The girl in the chair whimpered softly, bright blood seeping into the blanket around her and dripping through its thin folds onto the floor. Monk pulled his wits together. He was here for a purpose. Indulgence in his own emotions would solve nothing and not help convict Herbert Stanhope.

"Here?" he asked, although he knew the answer.

"No-out in the street," she said sarcastically. "Of course 'ere, yer fool! Where d'yer think? I don't go to people's houses. Tf yer want summink fancy yer'll 'ave to see if yer can bribe some surgeon-although I dunno where yer'll find one. It's an 'anging crime, or it used ter be. Now it's just jail-and ruin."

"You don't seem worried," he retorted.

"I'm safe enough," she said with dry humor. "Them as comes ter me is desperate, or they wouldn't be 'ere. And I don't charge too much. The fact they're 'ere makes 'em as guilty as me. Anyway, it's a public service as I give-'oo 'round here is gonna turn me in?" She gestured to indicate the whole street and its environs. "Even the rozzers don't bother me if I keep discreet, like.
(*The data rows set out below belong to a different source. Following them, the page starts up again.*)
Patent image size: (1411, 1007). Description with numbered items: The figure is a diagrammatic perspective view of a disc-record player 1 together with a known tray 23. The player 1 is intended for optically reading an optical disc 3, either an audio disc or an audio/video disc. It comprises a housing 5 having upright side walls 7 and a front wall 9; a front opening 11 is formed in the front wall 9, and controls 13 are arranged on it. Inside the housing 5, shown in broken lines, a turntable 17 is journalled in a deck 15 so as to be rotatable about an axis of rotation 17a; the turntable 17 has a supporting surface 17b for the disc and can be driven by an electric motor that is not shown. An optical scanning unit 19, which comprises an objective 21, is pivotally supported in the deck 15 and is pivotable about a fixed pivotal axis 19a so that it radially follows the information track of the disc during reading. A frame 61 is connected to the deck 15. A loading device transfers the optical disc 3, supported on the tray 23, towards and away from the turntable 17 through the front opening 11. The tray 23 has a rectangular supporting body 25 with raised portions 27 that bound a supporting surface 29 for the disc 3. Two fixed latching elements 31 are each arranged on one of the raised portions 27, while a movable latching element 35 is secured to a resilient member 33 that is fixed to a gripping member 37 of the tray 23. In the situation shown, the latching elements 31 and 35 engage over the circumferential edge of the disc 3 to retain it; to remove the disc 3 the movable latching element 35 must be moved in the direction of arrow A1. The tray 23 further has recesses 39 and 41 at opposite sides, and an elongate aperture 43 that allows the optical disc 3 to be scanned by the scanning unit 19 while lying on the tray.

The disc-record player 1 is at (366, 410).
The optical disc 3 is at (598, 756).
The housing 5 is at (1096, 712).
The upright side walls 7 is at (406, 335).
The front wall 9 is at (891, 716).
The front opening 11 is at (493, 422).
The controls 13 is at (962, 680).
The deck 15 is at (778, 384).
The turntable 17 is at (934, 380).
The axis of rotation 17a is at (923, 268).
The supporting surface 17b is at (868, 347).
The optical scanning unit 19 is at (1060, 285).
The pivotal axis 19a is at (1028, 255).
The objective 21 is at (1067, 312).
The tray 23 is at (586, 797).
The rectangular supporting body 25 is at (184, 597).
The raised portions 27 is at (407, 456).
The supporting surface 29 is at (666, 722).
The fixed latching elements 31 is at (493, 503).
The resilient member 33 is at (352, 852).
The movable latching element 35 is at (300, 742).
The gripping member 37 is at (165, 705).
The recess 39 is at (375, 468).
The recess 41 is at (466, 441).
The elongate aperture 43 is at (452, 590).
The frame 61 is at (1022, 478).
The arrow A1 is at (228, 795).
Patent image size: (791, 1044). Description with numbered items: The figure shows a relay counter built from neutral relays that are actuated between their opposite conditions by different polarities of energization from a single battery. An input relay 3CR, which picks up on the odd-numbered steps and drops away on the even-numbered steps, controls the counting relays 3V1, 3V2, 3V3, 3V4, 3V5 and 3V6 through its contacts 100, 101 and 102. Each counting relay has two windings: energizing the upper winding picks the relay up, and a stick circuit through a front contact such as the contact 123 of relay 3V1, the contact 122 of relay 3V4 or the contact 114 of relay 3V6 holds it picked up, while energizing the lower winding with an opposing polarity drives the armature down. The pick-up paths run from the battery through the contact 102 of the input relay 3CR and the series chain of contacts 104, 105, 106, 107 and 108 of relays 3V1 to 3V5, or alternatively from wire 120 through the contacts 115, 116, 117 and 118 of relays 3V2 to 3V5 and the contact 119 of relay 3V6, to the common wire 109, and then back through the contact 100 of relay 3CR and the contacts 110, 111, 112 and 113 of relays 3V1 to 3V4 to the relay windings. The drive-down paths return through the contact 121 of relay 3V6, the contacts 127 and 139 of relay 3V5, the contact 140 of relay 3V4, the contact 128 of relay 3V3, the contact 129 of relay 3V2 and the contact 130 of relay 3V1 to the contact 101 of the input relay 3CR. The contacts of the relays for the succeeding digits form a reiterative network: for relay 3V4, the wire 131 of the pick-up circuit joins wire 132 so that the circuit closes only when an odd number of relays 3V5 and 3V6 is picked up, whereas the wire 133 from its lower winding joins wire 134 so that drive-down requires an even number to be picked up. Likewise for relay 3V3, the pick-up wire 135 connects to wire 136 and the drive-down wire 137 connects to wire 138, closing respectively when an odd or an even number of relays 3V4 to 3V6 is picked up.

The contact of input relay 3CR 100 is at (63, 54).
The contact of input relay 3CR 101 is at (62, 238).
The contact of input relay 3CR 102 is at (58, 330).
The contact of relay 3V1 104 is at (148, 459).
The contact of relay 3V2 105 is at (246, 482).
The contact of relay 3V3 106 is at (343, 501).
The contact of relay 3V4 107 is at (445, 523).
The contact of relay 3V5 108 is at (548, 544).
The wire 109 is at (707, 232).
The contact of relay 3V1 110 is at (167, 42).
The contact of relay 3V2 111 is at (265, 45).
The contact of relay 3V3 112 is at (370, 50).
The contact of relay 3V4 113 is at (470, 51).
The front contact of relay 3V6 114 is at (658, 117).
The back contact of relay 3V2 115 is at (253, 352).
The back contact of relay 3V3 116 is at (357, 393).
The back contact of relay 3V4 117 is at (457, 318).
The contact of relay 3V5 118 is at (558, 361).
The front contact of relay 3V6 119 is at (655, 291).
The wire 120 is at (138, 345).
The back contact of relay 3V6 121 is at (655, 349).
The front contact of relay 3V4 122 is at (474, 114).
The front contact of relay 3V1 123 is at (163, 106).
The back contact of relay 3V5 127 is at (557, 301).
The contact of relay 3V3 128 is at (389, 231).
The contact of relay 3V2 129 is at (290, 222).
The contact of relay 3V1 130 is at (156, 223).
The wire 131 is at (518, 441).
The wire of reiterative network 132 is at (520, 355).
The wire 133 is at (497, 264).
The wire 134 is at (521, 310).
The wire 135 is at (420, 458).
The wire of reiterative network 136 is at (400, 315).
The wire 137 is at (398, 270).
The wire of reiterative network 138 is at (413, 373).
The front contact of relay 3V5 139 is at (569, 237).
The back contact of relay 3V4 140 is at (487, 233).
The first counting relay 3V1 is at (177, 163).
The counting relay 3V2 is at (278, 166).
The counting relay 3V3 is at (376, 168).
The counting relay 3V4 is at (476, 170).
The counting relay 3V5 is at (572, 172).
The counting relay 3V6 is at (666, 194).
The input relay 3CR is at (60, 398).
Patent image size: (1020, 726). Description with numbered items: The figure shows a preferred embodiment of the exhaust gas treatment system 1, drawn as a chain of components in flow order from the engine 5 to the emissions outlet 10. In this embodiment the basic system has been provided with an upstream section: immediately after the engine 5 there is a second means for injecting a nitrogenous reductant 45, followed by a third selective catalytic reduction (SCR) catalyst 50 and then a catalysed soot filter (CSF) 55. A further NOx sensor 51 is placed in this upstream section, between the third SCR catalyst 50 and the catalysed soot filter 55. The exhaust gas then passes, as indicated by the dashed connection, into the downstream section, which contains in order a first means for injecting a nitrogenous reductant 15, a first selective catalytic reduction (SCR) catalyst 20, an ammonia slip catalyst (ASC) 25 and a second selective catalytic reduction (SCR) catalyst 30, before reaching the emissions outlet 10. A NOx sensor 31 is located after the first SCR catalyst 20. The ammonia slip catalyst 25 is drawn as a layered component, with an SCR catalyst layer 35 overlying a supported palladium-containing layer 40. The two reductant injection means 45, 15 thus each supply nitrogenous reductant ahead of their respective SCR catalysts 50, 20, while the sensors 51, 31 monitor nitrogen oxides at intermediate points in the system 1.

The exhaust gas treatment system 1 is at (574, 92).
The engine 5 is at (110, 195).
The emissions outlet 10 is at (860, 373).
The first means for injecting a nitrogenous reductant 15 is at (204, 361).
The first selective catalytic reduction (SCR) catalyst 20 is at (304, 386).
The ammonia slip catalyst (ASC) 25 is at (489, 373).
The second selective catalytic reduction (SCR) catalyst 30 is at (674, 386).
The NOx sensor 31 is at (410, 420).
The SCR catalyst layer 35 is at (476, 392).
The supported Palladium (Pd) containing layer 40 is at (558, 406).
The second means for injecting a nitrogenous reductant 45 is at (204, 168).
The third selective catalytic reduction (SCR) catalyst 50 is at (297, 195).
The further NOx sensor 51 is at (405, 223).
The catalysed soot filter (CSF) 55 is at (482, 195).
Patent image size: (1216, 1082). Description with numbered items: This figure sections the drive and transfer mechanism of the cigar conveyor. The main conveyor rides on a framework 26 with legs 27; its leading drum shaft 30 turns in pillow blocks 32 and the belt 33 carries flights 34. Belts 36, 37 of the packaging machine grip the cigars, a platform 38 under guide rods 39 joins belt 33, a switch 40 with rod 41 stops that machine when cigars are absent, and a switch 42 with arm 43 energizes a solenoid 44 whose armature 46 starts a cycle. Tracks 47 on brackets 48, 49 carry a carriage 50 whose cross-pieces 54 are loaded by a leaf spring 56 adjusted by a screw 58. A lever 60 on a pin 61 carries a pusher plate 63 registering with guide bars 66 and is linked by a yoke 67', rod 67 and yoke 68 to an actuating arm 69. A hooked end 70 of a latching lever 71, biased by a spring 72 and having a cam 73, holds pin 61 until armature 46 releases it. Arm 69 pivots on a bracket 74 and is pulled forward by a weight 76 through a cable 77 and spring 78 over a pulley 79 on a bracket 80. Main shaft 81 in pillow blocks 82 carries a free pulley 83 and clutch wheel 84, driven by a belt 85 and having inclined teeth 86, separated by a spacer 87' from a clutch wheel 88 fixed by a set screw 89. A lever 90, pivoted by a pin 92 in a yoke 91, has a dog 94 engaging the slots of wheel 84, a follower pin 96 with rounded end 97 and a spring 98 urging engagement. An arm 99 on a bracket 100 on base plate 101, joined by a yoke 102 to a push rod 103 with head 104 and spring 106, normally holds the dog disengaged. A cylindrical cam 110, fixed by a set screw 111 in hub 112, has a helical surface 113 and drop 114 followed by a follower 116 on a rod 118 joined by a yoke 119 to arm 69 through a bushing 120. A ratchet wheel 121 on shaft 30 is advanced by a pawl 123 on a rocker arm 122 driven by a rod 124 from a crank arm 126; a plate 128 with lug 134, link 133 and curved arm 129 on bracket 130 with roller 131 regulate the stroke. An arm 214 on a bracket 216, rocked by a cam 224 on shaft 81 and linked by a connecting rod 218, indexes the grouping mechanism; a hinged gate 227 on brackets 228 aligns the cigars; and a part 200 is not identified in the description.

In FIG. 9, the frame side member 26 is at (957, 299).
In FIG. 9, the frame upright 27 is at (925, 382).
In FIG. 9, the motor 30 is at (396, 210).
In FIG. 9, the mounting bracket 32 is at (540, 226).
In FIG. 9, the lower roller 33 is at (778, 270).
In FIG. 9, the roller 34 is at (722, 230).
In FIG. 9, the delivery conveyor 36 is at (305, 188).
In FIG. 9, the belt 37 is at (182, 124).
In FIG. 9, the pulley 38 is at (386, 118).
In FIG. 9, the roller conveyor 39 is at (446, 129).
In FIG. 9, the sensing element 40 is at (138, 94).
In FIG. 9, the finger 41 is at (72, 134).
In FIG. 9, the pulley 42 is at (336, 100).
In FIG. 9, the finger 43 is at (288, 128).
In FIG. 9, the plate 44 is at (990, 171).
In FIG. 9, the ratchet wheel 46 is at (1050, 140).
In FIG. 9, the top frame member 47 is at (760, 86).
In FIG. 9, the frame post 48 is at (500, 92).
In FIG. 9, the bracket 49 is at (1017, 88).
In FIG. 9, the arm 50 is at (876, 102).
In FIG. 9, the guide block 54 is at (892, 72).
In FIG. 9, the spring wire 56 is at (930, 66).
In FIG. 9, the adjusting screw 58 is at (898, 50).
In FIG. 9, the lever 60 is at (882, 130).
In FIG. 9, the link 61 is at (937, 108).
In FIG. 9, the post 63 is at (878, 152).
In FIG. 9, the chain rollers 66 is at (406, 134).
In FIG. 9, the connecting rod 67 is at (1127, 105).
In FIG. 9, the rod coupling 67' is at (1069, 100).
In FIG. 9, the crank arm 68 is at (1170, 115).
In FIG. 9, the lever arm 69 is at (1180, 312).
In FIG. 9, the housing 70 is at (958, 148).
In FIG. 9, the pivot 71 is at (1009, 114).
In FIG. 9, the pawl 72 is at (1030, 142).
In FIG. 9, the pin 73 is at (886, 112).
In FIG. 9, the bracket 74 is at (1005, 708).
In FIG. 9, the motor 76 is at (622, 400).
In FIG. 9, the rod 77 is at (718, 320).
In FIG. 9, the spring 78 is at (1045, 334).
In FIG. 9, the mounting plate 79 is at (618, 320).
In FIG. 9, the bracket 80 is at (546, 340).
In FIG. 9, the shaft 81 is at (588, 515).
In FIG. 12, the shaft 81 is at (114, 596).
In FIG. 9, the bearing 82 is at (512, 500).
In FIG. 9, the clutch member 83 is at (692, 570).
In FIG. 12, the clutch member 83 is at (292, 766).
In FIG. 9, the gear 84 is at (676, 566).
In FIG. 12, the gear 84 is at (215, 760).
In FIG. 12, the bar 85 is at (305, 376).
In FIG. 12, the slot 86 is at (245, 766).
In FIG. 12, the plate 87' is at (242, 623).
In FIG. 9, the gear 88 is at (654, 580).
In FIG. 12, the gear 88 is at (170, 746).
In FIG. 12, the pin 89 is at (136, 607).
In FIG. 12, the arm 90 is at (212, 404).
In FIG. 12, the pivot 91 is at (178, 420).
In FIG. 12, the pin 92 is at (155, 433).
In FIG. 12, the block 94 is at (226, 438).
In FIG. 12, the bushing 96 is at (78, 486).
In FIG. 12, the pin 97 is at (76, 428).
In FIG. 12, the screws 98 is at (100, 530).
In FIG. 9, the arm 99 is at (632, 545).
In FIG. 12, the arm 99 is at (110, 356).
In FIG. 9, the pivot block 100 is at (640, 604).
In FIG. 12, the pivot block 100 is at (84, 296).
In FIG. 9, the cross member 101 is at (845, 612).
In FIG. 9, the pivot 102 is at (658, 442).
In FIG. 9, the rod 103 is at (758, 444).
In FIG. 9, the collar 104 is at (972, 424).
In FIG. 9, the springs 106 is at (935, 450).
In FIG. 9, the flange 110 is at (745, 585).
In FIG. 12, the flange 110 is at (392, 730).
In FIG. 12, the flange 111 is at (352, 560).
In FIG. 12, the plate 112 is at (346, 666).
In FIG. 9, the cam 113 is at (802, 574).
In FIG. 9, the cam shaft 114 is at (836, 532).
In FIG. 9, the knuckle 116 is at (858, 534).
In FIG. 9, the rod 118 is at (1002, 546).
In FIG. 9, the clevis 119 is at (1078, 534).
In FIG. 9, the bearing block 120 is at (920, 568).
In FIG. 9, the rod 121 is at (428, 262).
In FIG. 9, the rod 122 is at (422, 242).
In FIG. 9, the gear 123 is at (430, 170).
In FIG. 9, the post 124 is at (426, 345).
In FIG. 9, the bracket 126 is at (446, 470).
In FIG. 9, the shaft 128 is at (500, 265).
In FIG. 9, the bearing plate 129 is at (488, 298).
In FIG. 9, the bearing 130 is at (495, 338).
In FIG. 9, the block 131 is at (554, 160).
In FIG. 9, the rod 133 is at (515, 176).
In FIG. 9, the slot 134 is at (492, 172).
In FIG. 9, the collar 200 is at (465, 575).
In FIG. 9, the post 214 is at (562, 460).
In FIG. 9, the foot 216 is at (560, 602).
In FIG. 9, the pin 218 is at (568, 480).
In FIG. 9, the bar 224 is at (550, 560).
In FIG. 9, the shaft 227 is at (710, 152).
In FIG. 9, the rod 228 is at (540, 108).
An' I do. So you mind 'ow yer go. I wouldn't wancher ter 'ave an accident…" Her face was still smiling, but her eyes were hard, and the threat was unmistakable.

"How do I find one of these surgeons that do abortions?" he asked, watching her intently. "The lady I'm asking for can afford to pay."

"Not sure as I'd tell yer if I knew-which I don't. Ladies as can pay that sort 'ave their own ways o' findin' 'em."